D’aucuns estiment que le gouvernement a complètement raté la cible de la semaine consacrée à la réconciliation des Maliens. L’idée de réconcilier les Maliens est certes salutaire, mais le gouvernement a péché par amateurisme.

 

Tous les Maliens s’accordent sur le fait que l’initiative de donner l’opportunité aux citoyens de se pardonner est louable, mais les Maliens ont encore le sentiment que le pays a plus besoin de justice. Les douleurs sont vives dans les cœurs meurtris, et le chemin de la restauration de la confiance entre les Maliens reste loin tant que ceux qui sont responsables des dérives ne répondent pas de leurs actes.

Le gros des efforts de la semaine devrait être axé sur les vrais acteurs, les petites gens qui souffrent dans leur corps et leur âme.

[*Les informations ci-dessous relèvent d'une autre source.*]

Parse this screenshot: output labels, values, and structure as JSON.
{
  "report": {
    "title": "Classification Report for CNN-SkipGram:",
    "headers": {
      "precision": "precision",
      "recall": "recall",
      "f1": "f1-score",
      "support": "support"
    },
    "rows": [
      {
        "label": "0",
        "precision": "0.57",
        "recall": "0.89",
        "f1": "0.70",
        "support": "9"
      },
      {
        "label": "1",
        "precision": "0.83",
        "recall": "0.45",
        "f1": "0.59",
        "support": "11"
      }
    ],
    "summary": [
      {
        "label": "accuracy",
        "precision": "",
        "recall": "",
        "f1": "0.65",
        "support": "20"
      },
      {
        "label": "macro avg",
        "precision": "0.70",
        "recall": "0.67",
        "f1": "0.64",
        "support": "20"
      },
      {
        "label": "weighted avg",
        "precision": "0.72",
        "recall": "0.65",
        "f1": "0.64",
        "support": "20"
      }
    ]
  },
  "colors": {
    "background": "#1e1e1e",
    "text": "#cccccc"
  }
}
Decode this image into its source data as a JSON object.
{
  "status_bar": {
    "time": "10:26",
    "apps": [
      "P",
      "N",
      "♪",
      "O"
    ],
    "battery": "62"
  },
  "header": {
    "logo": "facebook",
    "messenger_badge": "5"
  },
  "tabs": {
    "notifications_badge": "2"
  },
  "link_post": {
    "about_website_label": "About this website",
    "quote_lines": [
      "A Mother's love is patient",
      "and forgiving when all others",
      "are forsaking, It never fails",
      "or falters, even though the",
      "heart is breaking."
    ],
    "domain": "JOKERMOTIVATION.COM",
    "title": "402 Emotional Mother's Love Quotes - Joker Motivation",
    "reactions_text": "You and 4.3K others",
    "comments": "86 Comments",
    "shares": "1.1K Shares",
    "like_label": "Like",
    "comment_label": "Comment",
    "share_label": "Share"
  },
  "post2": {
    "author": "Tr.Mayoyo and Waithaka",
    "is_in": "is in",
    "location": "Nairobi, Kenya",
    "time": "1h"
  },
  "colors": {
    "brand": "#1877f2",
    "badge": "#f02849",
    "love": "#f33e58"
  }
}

Sur le plan social, le Mali a encore du chemin à faire pour que certaines communautés réapprennent à vivre ensemble. Mais on se demande comment l’Etat travaille pour toucher ces gens qui ne veulent plus partager le même terroir. Si la semaine de la réconciliation doit servir à quelque chose, elle devra être expliquée aux populations locales. Dans certains villages, il est impossible de prononcer le nom de quelques ethnies.

Force est de constater que la semaine lancée en pompe à Bamako est encore loin de conquérir les cœurs dans les villages. Peu de gens qui ont pris des armes pour tuer leurs voisins ne savent pas encore ce que cherche en réalité Assimi Goïta. Il n’est même pas clair que les communautés rurales sachent réellement que l’Etat a décidé de consacrer toute une semaine pour que le vivre ensemble revienne dans les villages.

En réalité, la semaine de réconciliation qui vient d’être lancée met de côté les protagonistes : les voisins qui se tuent dans les villages. Les miliciens qui défendent leurs villages, les bergers qui craignent la razzia de bétails n’ont pas été au cœur des discours officiels. D’ailleurs, ni le président, ni les ministres n’ont parlé une langue qu’ils comprennent. On espère que le reste de la semaine sera mis à profit pour corriger le tir.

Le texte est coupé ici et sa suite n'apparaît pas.